Pesantren, dengan kesederhanaannya yang abadi, adalah bukti hidup dari kebijaksanaan Wali Songo dalam mengislamkan Nusantara melalui pendidikan. Di balik tembok bata dan bale-bale bambu, tersimpan kesinambungan antara dukuh Majapahit dan pondok pesantren modern. Dari gurubakti lahir ta‘zim kepada kyai; dari moksha lahir ma‘rifatullah; dari Syiwa-Buddha lahir Islam yang lembut dan membumi.

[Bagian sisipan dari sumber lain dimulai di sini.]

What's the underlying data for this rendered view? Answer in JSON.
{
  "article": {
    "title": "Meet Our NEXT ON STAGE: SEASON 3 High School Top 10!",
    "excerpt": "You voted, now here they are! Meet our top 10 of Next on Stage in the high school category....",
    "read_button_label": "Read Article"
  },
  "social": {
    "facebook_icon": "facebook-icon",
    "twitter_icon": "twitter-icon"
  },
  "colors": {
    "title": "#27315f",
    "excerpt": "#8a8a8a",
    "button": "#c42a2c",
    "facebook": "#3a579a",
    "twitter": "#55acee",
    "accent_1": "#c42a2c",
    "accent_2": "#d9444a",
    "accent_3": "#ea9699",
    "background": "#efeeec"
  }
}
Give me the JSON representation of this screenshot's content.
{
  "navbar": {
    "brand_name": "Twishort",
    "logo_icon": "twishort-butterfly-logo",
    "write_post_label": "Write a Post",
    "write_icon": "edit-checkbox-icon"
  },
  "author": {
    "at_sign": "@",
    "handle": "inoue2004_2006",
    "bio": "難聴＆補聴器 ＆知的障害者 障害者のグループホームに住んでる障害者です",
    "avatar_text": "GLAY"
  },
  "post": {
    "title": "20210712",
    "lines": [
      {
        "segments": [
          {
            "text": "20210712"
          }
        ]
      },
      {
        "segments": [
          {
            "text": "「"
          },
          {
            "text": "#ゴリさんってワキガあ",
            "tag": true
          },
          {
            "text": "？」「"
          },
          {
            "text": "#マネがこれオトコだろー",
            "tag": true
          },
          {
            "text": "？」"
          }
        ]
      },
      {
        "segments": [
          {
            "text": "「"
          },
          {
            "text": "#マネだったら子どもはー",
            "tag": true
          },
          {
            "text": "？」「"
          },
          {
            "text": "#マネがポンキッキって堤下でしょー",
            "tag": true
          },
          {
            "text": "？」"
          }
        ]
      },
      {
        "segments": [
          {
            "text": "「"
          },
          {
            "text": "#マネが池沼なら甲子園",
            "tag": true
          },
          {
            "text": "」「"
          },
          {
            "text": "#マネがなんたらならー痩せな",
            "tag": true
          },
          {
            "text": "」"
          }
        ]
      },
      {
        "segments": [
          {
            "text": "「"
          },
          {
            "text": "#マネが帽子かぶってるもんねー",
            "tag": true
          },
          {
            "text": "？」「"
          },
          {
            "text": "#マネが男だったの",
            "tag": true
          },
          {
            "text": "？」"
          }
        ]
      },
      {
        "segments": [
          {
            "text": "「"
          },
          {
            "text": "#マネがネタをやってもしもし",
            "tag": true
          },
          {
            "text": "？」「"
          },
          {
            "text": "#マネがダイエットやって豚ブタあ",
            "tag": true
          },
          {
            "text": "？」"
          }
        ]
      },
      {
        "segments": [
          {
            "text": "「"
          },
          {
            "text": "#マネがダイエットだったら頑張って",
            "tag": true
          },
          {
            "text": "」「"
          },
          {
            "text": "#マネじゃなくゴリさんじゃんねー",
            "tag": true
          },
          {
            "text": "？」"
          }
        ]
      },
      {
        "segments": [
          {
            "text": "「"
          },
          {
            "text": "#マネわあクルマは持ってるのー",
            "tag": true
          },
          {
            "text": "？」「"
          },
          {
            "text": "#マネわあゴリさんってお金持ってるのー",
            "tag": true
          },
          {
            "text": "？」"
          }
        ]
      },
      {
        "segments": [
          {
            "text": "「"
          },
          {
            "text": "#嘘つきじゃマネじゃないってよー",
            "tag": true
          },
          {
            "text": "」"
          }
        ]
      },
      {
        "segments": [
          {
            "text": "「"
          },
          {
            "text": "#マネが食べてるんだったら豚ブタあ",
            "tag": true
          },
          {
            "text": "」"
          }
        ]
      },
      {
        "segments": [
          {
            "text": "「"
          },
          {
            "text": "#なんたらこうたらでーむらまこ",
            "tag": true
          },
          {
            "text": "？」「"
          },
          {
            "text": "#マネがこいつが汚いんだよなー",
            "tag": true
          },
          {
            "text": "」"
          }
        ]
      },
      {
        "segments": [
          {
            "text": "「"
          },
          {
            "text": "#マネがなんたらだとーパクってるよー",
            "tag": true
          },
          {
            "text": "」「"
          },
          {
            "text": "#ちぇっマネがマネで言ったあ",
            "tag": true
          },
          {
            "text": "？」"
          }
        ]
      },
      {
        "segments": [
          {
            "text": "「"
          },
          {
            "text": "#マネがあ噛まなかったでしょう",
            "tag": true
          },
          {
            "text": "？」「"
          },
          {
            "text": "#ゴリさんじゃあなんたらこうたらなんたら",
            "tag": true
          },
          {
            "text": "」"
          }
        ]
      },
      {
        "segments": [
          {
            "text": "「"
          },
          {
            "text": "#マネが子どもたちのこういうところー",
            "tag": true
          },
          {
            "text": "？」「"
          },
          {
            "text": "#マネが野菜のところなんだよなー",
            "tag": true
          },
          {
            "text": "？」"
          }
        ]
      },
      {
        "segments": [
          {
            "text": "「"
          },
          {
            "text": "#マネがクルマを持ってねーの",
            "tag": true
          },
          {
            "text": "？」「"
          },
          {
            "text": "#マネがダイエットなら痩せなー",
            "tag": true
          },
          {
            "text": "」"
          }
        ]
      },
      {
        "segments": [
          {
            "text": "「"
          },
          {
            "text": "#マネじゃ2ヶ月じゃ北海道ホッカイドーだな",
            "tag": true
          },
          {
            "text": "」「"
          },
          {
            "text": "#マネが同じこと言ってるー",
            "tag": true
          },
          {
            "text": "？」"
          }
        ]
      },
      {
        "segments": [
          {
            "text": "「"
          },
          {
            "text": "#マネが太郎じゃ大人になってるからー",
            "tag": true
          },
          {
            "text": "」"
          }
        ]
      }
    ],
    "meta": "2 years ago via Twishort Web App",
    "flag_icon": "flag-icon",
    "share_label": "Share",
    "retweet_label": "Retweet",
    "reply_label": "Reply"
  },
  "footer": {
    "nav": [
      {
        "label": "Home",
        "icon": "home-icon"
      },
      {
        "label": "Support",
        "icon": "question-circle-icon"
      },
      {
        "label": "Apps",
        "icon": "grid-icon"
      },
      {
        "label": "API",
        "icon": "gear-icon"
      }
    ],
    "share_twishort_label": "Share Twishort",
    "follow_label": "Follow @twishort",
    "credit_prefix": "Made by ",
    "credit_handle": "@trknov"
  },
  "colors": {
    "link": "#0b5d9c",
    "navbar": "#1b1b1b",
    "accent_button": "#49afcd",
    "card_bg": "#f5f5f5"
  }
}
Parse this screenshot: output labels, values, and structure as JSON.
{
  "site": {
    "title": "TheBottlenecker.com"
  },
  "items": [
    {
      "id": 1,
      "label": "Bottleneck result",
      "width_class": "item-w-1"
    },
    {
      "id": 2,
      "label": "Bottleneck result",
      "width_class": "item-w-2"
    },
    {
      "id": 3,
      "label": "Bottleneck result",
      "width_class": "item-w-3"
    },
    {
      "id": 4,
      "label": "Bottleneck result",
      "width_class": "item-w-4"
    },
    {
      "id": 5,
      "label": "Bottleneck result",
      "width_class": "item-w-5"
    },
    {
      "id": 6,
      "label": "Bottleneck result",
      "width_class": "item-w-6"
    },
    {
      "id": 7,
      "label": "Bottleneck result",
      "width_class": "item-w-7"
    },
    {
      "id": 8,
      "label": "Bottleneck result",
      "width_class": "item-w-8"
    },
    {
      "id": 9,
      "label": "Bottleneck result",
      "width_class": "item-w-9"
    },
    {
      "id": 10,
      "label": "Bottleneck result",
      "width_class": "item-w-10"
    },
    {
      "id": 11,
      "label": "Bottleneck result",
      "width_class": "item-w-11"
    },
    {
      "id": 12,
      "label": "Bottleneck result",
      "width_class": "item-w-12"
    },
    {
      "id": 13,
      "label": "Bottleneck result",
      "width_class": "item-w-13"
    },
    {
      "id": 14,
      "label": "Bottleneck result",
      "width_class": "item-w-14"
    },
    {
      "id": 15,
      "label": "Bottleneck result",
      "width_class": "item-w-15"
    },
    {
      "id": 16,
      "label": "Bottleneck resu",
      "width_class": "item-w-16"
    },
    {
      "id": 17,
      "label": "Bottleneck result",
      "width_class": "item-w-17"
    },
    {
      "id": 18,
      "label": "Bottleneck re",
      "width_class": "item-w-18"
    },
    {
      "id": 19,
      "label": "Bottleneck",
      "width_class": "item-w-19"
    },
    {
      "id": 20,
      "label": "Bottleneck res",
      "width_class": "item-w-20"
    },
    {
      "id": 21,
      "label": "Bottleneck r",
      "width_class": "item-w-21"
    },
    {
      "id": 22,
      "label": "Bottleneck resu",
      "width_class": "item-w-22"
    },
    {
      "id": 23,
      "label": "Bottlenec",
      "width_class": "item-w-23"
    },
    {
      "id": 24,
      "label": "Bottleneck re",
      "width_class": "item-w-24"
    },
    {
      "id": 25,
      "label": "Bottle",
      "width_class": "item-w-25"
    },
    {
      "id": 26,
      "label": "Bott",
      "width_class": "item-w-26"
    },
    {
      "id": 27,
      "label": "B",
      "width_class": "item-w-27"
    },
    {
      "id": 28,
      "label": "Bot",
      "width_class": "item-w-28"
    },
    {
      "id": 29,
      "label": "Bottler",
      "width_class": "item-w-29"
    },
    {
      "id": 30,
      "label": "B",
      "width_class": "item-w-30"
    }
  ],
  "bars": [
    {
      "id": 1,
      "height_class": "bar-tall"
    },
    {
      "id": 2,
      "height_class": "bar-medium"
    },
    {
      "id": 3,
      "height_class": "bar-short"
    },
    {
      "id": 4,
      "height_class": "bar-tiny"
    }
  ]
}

Sejarah pesantren bukan hanya kisah tentang lembaga pendidikan agama, melainkan juga cerita tentang keberlanjutan peradaban manusia dalam pencarian kebenaran. Ia merupakan hasil dialog panjang antara Timur dengan Timur, antara tasawuf dengan kejawen, antara akal dengan jiwa. Dalam pesantren, tampak bagaimana Islam hadir bukan untuk meniadakan, melainkan untuk menyempurnakan, sebagaimana firman yang dihayati para wali.
“Kami tidak menghapus, tetapi menyempurnakan.”

Dari kesempurnaan itu lahirlah wajah Islam Nusantara yang ramah, berakar, dan bijak, sebagaimana wajah pesantren yang hingga kini masih berdiri teguh di antara hamparan sawah hijau tanah Jawa.